Finalement, le sommet n’aura eu de croustillant que la bouderie de notre Président. Celui-ci, au lieu de se vanter que 45% du CAC 40 est détenu par des capitaux étrangers, dont les célèbres fonds de pension américains, aurait mieux fait de revendiquer sans vergogne un patriotisme économique où la patrie n’est pas la France mais l’Europe. Malheureusement, on ne s’improvise pas Européen. Dans ces conditions, difficile de se vendre à son peuple comme tel; mission de plus en plus impossible quant à dialoguer avec les citoyens sur une Europe où rien ne va plus.

4 réflexions sur « Le "plan S" de Bruxelles »

  1. L’auto-prophétie réalisatrice — je dis que tout va bien, alors tout va bien — ne marche que si les acteurs font bloc et ont les moyens de leurs ambitions. Et au lieu de jouer collectif, chaque pays joue personnel. L’intervention des Etats pour protéger les entreprises nationales du secteur énergétique est révélatrice de ce phénomène.

  2. Julien, c’est toujoiurs très « in » d’aider par pensée, action et ——-ion à l’ouverture du marché de l’énergie, de l’eau, des services, et maintenant du « 12 ». Mais dans tous les pays, nos si beaux exemples qui s’avancent comme étant les nouveaux paradigmes, on voit qu’à court terme, la Marktbereinigung, le nettoyage par le marché, fait sont effet, que les providers se raréfient, qu’ils se partagent le marché et que les prix montent., les trains déraillent chaque semaine en UK, les courant électrique tombe en pas en Californie ou il est tout simplement coupé aux heures de pointe aux USA, les hopitaux publics n’investissent plus, le système scolaire pourrit et tout ceci est laissé à ceux qui peuvent s’en payer un meilleur. Je ne sais pas si la querelle des anciens et des modernes n’est pas inversée, et que ceux qui prônent « l’ouverture » (aux capitaux) ne sont pas ceux-qui retournent à la préhistoire. En tous cas je me sens très moderne, je suis un enfant de la république et je suis content d’avoir été élevé dans l’esprit du service. Merci maman.
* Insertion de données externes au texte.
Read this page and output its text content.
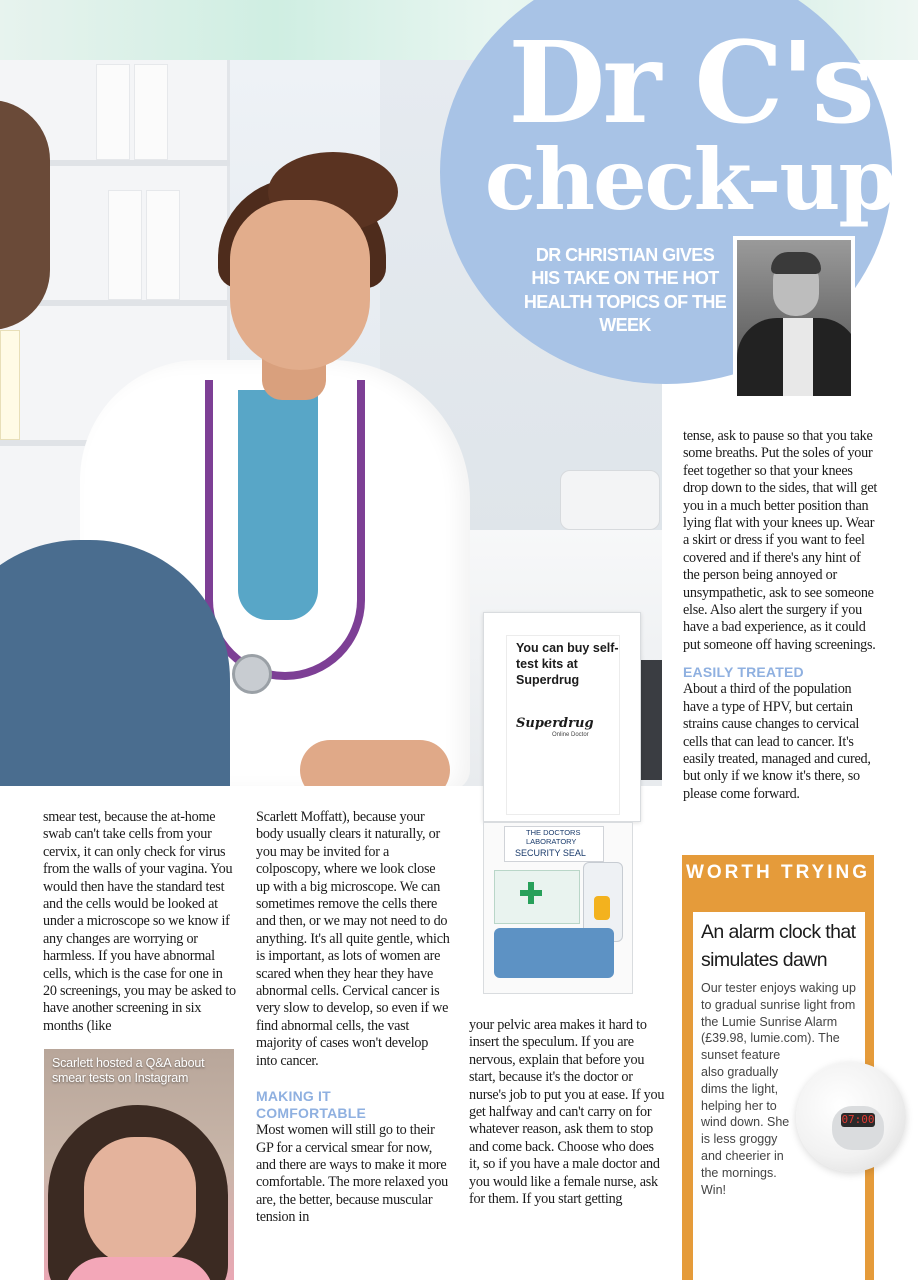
Dr C's
check-up
DR CHRISTIAN GIVES HIS TAKE ON THE HOT HEALTH TOPICS OF THE WEEK

tense, ask to pause so that you take some breaths. Put the soles of your feet together so that your knees drop down to the sides, that will get you in a much better position than lying flat with your knees up. Wear a skirt or dress if you want to feel covered and if there's any hint of the person being annoyed or unsympathetic, ask to see someone else. Also alert the surgery if you have a bad experience, as it could put someone off having screenings.

EASILY TREATED

About a third of the population have a type of HPV, but certain strains cause changes to cervical cells that can lead to cancer. It's easily treated, managed and cured, but only if we know it's there, so please come forward.

smear test, because the at-home swab can't take cells from your cervix, it can only check for virus from the walls of your vagina. You would then have the standard test and the cells would be looked at under a microscope so we know if any changes are worrying or harmless. If you have abnormal cells, which is the case for one in 20 screenings, you may be asked to have another screening in six months (like

Scarlett Moffatt), because your body usually clears it naturally, or you may be invited for a colposcopy, where we look close up with a big microscope. We can sometimes remove the cells there and then, or we may not need to do anything. It's all quite gentle, which is important, as lots of women are scared when they hear they have abnormal cells. Cervical cancer is very slow to develop, so even if we find abnormal cells, the vast majority of cases won't develop into cancer.

MAKING IT COMFORTABLE

Most women will still go to their GP for a cervical smear for now, and there are ways to make it more comfortable. The more relaxed you are, the better, because muscular tension in

your pelvic area makes it hard to insert the speculum. If you are nervous, explain that before you start, because it's the doctor or nurse's job to put you at ease. If you get halfway and can't carry on for whatever reason, ask them to stop and come back. Choose who does it, so if you have a male doctor and you would like a female nurse, ask for them. If you start getting

You can buy self-test kits at Superdrug
Superdrug
Online Doctor
THE DOCTORS LABORATORY
SECURITY SEAL
Scarlett hosted a Q&A about smear tests on Instagram
WORTH TRYING
An alarm clock that simulates dawn
Our tester enjoys waking up to gradual sunrise light from the Lumie Sunrise Alarm (£39.98, lumie.com). The
sunset feature also gradually dims the light, helping her to wind down. She is less groggy and cheerier in the mornings. Win!
07:00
  3. Vaste débat que celui des libéralisations en Europe, qui tourne rapidement à la caricature et aux clivages politiques, surtout en France d’ailleurs: Soit on pense que l’Etat doit tout faire, soit on pense que l’Etat ne doit plus rien faire.

    Thomas, tu as raison de souligner les travers du libéralisme avec le pire exemple qui soit: les chemins de fer britanniques. Auparavant, il y avait une entreprise nationale unique. On a cassé ce monopole d’état pour recréer des monopoles privés régionaux. Bilan: prix tout aussi chers, voire plus, et suppresion de trains dans les endroits reculés! Pis, comme on tombe dans le travers de la rentabilité à tout prix, certaines compagnies pensent que moins entretenir les voies ne changera pas grand chose et l’on arrive à voir retards et accidents en chaîne. Là, ça devient très grave.

    Pour autant, il serait malhonnête de ne souligner que le négatif. Personnellement, je ne me plaindrai pas d’avoir le choix entre Air France ou d’autres compagnies aériennes pour payer mon billet moins cher sans pour autant renoncer à la sécurité. Je ne me plaindrai pas non plus de pouvoir choisir mon fournisseur de téléphonie-internet. Car ceux qui se plaignent des libéralisations ne sont pas forcément les derniers à avoir quitté France Telecom pour faire baisser leur facture ou voyager en low cost…

    Aucun système n’est parfait, mais avec un peu de bon sens on peut arriver à un équilibre.

  4. Tu as tout juste, Cédric, avec un peu de bon sens… Mais l’état, sur tout l’arc-en-terre politique, est trop content de se faire de l’argent en vendant les bijoux de famille, nos bijoux, notre capital social, qu’il a recapitalisé avec l’argent des contribuables. Et après on laisse un système hospitalier exangue, des soins à deux vitesses, une Poste dont les Colipostiers sont tous des sous-traités externalisés et précarisés qui ne sonnent plus et qui émettent directemnt des avis de passages donnés par les facteurs, une éducation publique à la dérive qui produit à la chaîne une génération de perdus et de malformés, voire de handicapés. C’est vrai, les low-cost sont interessants, mais l’entretien de l’avionique est délocalisée, et les consommateurs de low-costs contribuent à la précarisation des emplois ici et ailleurs. Enfin là je t’ai fait un catalogue poubelle sans effet de style.